Thursday, October 22, 2015 2:19:52 PM
By VW Staff on October 22, 2015 in Business By: Amanda Maher
There was more business as usual in Washington, Monday, when a White House official announced the Obama Administration would not be pursuing advocates’ calls for the recapitalization and release of Fannie Mae and Freddie Mac. That morning, Obama advisor Michael Stegman told a group of mortgage bankers that the administration plans to keep the GSEs under government conservatorship.
Conservatorship, though, was never intended to be a permanent solution. As time passes, it’s looking like the only solution—albeit a highly flawed solution.
Spooked by flailing U.S. housing and mortgage markets in 2007 and 2008, and with the growing concern over Fannie Mae and Freddie Mac’s liquidity, investors seemed to welcome the government bailout and accept the plan for temporary conservatorship. The fed’s $187 billion bailout helped to increase lenders’ confidence and stabilize the economy during what appeared to be a housing market freefall. Indeed, the bailout was an important step during a time of real economic uncertainty.
Yet conservatorship wasn’t only supposed to stabilize the housing market. It was also intended to usher in real housing finance reform, reform that would reduce the $250 billion in contingent credit risk currently faced by taxpayers. Reform has been sluggish. The only meaningful action occurred in 2012 when the Department of Treasury made the decision to take nearly all of the profits generated by the companies, an effort to compensate taxpayers for the bailout, says the Obama administration. Despite the U.S. government owning only 80% of Fannie Mae and Freddie Mac, they’ve taken in all of the $239 billion in new revenue generated. Uncle Sam has been fully repaid, and then some.
Investors in Fannie Mae and Freddie Mac are furious and rightly so.
Once described as a “shining example of public-private partnerships,” the public sector has essentially turned its back on investors. The government wants to continue harnessing private capital to advance the social goal of expanding homeownership, yet it now refuses to distribute dividends to shareholders. It’s no wonder that more than 20 investors have filed lawsuits over the Treasury’s profit sweep already. Time to “recap and release” Fannie Mae and Freddie Mac back to the private sector, investors say.
In a blow to the “partnership,” the calls to recap and release continue falling on deaf ears.

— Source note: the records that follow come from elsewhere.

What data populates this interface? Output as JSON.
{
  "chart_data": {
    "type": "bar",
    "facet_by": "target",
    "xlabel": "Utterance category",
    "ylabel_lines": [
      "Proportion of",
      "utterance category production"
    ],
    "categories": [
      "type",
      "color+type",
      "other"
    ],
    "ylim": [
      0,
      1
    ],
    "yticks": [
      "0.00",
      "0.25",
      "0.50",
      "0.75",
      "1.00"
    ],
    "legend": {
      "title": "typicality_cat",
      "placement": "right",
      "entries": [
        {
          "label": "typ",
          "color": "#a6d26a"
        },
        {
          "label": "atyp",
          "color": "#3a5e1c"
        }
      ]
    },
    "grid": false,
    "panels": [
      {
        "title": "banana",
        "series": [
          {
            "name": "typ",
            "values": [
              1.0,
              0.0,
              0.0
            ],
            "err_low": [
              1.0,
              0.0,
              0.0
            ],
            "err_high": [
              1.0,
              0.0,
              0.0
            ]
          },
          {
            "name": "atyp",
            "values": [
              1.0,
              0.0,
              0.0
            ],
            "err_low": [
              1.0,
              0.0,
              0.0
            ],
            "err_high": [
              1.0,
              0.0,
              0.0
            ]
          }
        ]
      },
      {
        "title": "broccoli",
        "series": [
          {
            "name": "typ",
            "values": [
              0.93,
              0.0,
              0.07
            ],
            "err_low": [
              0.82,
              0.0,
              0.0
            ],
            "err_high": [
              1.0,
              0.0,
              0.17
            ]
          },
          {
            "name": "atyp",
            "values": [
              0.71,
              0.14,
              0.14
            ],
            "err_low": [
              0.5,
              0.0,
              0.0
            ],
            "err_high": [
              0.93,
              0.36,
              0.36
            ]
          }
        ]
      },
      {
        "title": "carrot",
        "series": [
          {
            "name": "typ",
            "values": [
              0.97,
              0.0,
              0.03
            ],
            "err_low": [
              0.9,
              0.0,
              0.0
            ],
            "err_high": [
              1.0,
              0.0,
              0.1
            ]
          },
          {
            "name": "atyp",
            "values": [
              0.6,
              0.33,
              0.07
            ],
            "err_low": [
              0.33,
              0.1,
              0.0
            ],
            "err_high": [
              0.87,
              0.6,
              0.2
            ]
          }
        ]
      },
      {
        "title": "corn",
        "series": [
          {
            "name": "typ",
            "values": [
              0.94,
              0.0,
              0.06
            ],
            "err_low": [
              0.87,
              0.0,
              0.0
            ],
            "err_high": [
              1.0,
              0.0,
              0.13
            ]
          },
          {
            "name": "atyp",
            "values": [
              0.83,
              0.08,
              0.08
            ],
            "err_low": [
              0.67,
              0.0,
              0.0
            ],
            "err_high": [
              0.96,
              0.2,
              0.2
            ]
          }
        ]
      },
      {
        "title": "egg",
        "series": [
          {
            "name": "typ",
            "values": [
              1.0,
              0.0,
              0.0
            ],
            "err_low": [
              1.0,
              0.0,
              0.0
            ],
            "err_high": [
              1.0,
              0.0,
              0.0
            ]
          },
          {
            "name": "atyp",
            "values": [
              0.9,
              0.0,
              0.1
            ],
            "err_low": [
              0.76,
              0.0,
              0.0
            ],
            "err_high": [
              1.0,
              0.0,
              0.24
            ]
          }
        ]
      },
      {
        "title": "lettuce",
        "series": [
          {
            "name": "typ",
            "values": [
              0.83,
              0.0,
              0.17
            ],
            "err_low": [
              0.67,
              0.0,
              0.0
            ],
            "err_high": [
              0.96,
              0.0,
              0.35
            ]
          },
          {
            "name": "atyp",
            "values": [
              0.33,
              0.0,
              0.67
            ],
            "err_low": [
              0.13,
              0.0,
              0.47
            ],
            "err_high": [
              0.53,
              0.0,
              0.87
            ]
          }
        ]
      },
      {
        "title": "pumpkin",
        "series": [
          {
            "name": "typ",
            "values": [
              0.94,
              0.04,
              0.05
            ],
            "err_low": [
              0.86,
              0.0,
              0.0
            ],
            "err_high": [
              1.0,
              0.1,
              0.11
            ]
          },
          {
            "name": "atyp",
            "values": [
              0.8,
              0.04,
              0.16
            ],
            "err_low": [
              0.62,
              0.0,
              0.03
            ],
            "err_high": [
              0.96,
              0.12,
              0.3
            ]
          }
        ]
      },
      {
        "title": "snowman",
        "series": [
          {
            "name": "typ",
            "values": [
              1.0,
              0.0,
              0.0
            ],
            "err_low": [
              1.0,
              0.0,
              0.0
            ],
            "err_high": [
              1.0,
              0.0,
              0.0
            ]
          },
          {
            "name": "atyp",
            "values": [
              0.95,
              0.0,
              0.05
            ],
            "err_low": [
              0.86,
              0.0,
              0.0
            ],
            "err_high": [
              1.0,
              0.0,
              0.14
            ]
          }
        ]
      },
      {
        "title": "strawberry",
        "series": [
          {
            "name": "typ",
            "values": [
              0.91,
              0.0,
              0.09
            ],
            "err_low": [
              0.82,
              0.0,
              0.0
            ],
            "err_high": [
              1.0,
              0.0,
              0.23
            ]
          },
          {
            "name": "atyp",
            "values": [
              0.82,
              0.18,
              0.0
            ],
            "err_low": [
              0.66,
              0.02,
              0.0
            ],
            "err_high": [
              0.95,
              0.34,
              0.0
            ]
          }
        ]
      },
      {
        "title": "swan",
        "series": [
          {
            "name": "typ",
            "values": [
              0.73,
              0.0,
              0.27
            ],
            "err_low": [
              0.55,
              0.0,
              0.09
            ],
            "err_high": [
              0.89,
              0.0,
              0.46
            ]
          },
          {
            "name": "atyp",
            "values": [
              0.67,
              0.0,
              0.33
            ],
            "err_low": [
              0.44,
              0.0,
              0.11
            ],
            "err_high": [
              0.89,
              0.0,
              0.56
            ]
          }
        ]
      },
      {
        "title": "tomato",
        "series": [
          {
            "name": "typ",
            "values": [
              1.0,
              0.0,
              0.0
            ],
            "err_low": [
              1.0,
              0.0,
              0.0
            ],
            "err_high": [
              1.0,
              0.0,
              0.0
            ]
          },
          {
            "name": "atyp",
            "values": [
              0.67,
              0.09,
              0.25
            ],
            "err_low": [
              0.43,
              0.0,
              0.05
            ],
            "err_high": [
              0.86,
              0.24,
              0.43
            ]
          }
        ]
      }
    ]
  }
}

“We learned the hard way that the old business model of privatizing gains while socializing doesn’t work,” wrote Antonio Weiss, advisor to Treasury Sec. Jacob Lew, in a Bloomberg Op-Ed Monday. “The Obama administration wants to transition to a better system, one that provides broad access to housing supported by a sound and robust mortgage market, without exposing taxpayers to another rescue.”
In a typical bureaucratic catch-22, the government refuses to budge on releasing Fannie Mae and Freddie Mac from conservatorship without housing finance reform, yet Congressional gridlock has all but ensured that housing finance reform will be impossible under this administration. A recent report by the Federal Reserve Bank of Atlanta echoes this sentiment, in which authors suggest that the farther removed we become from the September 2008 bailout, the perceived urgency for reform seems to recede. Failure to wind down Fannie Mae and Freddie Mac would be a missed opportunity to put U.S. residential mortgage finance on a more stable long-term footing, the report concludes.
There seems to be a middle ground here. The U.S. Treasury, at a minimum, should start building up the companies’ capital reserves and paying dividends to private shareholders. Perhaps it’s too early to recap and release, but if it’s not going to do so, the government needs to make significant progress on housing finance reform. But Washington hates finding middle ground.
With housing finance reform at an impasse, and with Fannie Mae and Freddie Mac investors growing increasingly impatient, there’s growing risk that this public-private partnership that’s been in place since the New Deal era will grind to a halt. If the government continues to hoard all the profit, investors have no chance of making good on their investments. If they can’t make good on their investments, investors will stop buying shares of the companies—again putting taxpayers at risk of a bailout.
Despite the back and forth between the government, the companies’ and their shareholders, there’s one thing that’s for certain: U.S. taxpayers continue to face the greatest risk. Housing finance reform is needed to transfer risk away from taxpayers and the GSEs to the private sector. Yet dismantling Fannie Mae and Freddie Mac isn’t a reasonable option, either. We need these GSEs to continue buying up mortgage from private lenders in order for lenders to offer the lower interest rates that make homeownership a reality for many Americans.
Unfortunately for the American public, Stegman’s remarks on Monday are indicative of the federal government continuing to embrace the status quo despite the dire need for anything but.